We also face the challenge of maintaining a stable agency budget that is funded enough to allow us to investigate new forms of illegal gambling. New sectors include investigations into e-sports and skins betting, for instance. As technology grows, there will continue to be new forms of gambling that will tax the resources and resolve of gaming regulators across the world.

TG: In California, the online poker debate hit the buffers over the likely introduction of PokerStars to the market, with some tribal nations opposing the move. Do you think the gaming sector across the US (including tribal locations) can resist brands like PokerStars, or should they embrace them?

CS: My sense is that tribes in each state will make the determination of what’s best for their markets and their people. If there is one thing that I hope is a hallmark of the Washington State Gambling Commission, it’s that we respect and honor the sovereignty of the tribes in our state.

They were here for tens of thousands of years before the State was formed and will likely outlast us by millennia too.
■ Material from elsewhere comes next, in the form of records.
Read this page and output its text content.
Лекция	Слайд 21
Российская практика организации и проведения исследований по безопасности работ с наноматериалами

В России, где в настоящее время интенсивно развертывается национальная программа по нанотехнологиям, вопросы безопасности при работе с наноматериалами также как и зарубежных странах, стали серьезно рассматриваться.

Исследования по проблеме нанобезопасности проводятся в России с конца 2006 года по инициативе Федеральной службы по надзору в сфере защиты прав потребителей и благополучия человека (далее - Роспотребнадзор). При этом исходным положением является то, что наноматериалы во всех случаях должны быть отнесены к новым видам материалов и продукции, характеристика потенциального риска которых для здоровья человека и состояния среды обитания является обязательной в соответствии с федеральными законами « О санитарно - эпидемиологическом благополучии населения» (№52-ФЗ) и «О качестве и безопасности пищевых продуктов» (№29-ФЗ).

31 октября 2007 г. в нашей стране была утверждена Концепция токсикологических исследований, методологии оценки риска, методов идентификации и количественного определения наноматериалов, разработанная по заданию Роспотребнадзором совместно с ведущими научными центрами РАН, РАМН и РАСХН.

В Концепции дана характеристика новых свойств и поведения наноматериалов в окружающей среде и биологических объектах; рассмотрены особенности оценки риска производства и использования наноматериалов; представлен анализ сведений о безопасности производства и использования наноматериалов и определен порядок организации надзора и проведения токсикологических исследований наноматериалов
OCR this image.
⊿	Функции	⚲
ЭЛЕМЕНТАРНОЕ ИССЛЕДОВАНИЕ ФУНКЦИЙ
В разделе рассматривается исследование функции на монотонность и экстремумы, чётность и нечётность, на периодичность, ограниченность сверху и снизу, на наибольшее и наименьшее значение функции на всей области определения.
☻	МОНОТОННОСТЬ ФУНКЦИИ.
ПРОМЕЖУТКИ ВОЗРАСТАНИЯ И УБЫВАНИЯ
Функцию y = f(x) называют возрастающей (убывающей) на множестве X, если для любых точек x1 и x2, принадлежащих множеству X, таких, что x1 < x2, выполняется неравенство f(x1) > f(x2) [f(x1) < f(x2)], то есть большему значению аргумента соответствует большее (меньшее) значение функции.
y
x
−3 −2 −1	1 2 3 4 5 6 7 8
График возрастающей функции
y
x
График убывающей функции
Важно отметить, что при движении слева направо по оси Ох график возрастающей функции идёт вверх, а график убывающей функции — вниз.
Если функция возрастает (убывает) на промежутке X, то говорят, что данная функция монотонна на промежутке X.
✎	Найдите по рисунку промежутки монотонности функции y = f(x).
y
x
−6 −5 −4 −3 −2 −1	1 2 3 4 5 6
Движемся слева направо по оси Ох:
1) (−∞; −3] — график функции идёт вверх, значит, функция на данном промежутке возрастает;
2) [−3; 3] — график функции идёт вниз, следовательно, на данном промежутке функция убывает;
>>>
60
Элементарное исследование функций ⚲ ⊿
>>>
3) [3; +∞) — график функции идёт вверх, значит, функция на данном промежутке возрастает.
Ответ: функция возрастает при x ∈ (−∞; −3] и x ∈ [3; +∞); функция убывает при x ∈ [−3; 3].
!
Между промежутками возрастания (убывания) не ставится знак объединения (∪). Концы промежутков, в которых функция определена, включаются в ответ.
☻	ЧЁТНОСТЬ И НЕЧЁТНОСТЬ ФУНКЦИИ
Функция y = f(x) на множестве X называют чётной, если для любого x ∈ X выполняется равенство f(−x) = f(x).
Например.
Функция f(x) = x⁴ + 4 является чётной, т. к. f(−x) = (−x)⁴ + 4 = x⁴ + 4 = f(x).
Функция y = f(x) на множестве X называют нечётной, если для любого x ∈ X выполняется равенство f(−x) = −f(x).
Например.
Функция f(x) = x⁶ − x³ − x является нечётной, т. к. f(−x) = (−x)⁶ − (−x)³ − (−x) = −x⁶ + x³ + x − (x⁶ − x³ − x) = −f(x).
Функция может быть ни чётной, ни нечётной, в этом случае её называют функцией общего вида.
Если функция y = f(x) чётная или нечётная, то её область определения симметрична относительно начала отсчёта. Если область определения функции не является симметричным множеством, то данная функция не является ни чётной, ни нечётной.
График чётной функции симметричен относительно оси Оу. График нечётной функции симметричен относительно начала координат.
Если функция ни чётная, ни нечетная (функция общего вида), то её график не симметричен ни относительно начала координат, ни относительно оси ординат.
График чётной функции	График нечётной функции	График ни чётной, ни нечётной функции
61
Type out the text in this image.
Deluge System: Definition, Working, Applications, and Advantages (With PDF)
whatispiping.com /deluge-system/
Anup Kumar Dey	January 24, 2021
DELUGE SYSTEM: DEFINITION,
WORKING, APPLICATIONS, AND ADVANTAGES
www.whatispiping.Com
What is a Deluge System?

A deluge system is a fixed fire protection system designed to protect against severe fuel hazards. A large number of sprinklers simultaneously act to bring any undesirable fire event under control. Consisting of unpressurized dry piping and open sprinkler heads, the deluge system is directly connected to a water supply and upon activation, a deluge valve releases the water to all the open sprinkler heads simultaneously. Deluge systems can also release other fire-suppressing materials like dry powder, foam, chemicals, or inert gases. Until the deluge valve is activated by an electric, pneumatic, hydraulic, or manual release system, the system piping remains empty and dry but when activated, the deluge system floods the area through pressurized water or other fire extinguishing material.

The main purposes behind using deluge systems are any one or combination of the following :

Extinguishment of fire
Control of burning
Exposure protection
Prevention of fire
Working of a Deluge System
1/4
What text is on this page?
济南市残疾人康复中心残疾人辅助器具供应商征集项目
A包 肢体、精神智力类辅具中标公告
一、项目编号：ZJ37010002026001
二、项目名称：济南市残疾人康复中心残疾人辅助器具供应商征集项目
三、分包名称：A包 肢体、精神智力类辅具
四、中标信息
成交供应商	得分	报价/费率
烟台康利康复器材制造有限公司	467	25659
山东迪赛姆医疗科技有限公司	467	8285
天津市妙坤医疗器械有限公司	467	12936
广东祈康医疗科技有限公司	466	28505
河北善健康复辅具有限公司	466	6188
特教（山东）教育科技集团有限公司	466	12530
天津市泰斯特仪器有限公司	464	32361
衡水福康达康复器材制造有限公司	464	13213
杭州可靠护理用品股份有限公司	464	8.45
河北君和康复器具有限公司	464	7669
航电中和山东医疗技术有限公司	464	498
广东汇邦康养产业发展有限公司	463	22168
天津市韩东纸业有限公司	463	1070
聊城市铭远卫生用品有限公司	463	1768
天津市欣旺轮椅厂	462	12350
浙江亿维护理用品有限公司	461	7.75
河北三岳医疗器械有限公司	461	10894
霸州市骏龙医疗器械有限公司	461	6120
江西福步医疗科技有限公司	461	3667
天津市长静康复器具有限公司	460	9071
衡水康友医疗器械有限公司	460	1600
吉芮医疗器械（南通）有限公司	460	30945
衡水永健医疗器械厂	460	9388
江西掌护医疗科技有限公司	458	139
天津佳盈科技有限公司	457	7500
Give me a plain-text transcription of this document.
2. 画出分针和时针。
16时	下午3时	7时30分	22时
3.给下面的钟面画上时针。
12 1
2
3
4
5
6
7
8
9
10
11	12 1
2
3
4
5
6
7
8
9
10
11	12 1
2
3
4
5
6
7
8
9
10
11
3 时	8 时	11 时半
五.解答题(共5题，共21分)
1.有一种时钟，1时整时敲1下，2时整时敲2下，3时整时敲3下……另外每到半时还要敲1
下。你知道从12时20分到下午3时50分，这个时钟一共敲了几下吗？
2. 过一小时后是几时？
We stand upon their land and have been gifted by their contributions and stewardship.

TG: It will be your first time at ICE – what brings to the show in terms of your learning, networking and product needs?

CS: I am really looking forward to attending ICE.  Among the many great attractions is the opportunity to meet regulators from jurisdictions around the globe. ICE offers the Commission a chance to speak with regulators from overseas who are tackling areas like skins betting. 

Some, like Integrated Resorts operators in Japan, have been exploring the possibility of working with indigenous people, which is highly successful in the United States. The great diversity of gaming products is another major attraction. We will be able to see products that are not currently offered in the United States as well as learn about the regulation of those products. And there is the well-known success of the United States Tribal Gaming program that has quickly become a must-attend event around the globe.

On a personal note, I remember when I joined the Gambling Commission I had the pleasure to attend Victor Rocha’s Tribal iGaming summit in Sacramento where I heard the great Richard Schuetz offer gaming regulators four pieces of advice. The last of which was to make sure attend ICE one day.

Stearns will be speaking about 'Diversified Business' in the Tribal Gaming Exchange at this year's ICE London. The three-session seminar, first initiated a few years ago, will be focused on the state of gaming in America, partnerships and business exchange.